You mean the Carnival round Canal Street? Thats not till August I think, I'm going. If you know of any other Queer stuff please elaborate


----------



## tufty79 (May 12, 2007)

http://www.queerupnorth.com/index2.php

Events take place from 7-27 May. apparently.


----------



## sojourner (May 12, 2007)

Kidda said:
			
		

> is anyone going to any of the queer up north stuff?


Dunno

What would you fancy?

It's getting back from Manc at night that's a problem for me...otherwise Queering the Pitch doesn't look too bad.  The Village Fete looks a giggle, that's on a Sunday affy though - although isn't it a bank hol next day?  Which would be good


----------



## chio (May 12, 2007)

Fledgling said:
			
		

> Why oh why are you going down there?

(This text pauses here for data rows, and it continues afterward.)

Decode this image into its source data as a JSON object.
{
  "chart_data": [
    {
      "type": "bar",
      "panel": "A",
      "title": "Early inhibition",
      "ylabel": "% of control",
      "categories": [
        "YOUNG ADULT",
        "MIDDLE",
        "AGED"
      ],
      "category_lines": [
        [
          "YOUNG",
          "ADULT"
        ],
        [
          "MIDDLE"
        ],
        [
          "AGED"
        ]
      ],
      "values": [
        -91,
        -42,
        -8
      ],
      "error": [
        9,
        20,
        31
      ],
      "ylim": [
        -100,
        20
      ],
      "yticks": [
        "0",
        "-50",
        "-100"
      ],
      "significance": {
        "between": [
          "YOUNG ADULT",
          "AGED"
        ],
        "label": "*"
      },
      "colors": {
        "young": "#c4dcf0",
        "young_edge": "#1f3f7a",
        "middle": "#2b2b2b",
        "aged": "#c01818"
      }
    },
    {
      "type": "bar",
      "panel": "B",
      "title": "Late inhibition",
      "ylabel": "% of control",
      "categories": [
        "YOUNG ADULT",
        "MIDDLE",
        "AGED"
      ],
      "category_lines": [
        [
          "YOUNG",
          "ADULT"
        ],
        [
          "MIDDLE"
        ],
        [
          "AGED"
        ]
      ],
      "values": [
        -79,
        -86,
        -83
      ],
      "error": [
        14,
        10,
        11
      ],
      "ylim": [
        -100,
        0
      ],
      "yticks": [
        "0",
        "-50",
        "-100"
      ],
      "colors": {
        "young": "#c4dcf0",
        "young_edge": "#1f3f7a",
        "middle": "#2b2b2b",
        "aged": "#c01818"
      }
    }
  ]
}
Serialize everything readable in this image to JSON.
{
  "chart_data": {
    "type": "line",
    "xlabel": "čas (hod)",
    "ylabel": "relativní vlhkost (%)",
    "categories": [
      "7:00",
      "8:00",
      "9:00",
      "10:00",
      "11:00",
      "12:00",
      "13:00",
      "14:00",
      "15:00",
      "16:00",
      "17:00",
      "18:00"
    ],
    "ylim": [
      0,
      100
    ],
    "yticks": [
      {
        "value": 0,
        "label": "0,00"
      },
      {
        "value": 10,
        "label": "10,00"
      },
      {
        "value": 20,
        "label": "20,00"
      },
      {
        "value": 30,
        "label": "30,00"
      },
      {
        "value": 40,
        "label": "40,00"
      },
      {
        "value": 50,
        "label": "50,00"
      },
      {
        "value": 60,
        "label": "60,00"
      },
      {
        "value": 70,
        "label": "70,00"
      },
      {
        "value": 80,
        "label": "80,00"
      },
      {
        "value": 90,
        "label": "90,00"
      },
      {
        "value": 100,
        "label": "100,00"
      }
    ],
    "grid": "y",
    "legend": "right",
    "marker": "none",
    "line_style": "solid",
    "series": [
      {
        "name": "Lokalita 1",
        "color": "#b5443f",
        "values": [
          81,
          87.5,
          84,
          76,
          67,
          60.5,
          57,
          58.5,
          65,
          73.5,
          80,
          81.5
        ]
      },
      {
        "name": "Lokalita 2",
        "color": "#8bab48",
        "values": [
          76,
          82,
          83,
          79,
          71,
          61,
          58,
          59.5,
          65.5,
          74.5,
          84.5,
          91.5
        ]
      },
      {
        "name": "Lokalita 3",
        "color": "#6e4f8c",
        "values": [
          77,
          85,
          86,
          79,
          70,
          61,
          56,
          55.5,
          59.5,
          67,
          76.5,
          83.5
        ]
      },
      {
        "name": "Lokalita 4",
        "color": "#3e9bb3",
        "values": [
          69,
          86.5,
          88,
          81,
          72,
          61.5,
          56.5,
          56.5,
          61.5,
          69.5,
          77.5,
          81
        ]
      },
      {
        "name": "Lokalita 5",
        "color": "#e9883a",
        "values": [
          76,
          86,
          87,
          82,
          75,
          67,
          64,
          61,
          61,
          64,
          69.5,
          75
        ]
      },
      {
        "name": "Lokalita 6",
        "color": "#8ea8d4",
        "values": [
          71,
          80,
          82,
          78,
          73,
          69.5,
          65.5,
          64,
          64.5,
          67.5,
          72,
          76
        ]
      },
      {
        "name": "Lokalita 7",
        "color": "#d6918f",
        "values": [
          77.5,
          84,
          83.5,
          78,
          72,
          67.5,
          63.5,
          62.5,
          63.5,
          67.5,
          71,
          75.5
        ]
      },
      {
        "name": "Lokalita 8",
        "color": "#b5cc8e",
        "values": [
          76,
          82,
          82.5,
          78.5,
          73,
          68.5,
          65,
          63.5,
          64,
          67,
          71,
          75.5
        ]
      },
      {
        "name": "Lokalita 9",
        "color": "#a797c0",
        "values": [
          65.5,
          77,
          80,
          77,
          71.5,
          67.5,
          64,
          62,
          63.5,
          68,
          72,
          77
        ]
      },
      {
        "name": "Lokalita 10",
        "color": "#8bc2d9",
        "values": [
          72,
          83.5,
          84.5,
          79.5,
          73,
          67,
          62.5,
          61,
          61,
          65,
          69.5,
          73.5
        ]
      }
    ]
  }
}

Terrible place IMO, it's nowhere near the north!



Oh, just work stuff. Hopefully a quick in-out


----------



## chio (May 12, 2007)

To be honest, I don't think I can be bothered to go out, I just don't feel like it these days. Too much hassle getting into town and then it's hideously expensive, then people asking why I'm not drinking and me having to mumble some crap about the car... nah


----------



## King Biscuit Time (May 12, 2007)

Well I'm still up for a drink in Manchester - I've never been there. Would have to get back to Sheffield after - or have a driveway to park my camper on!


----------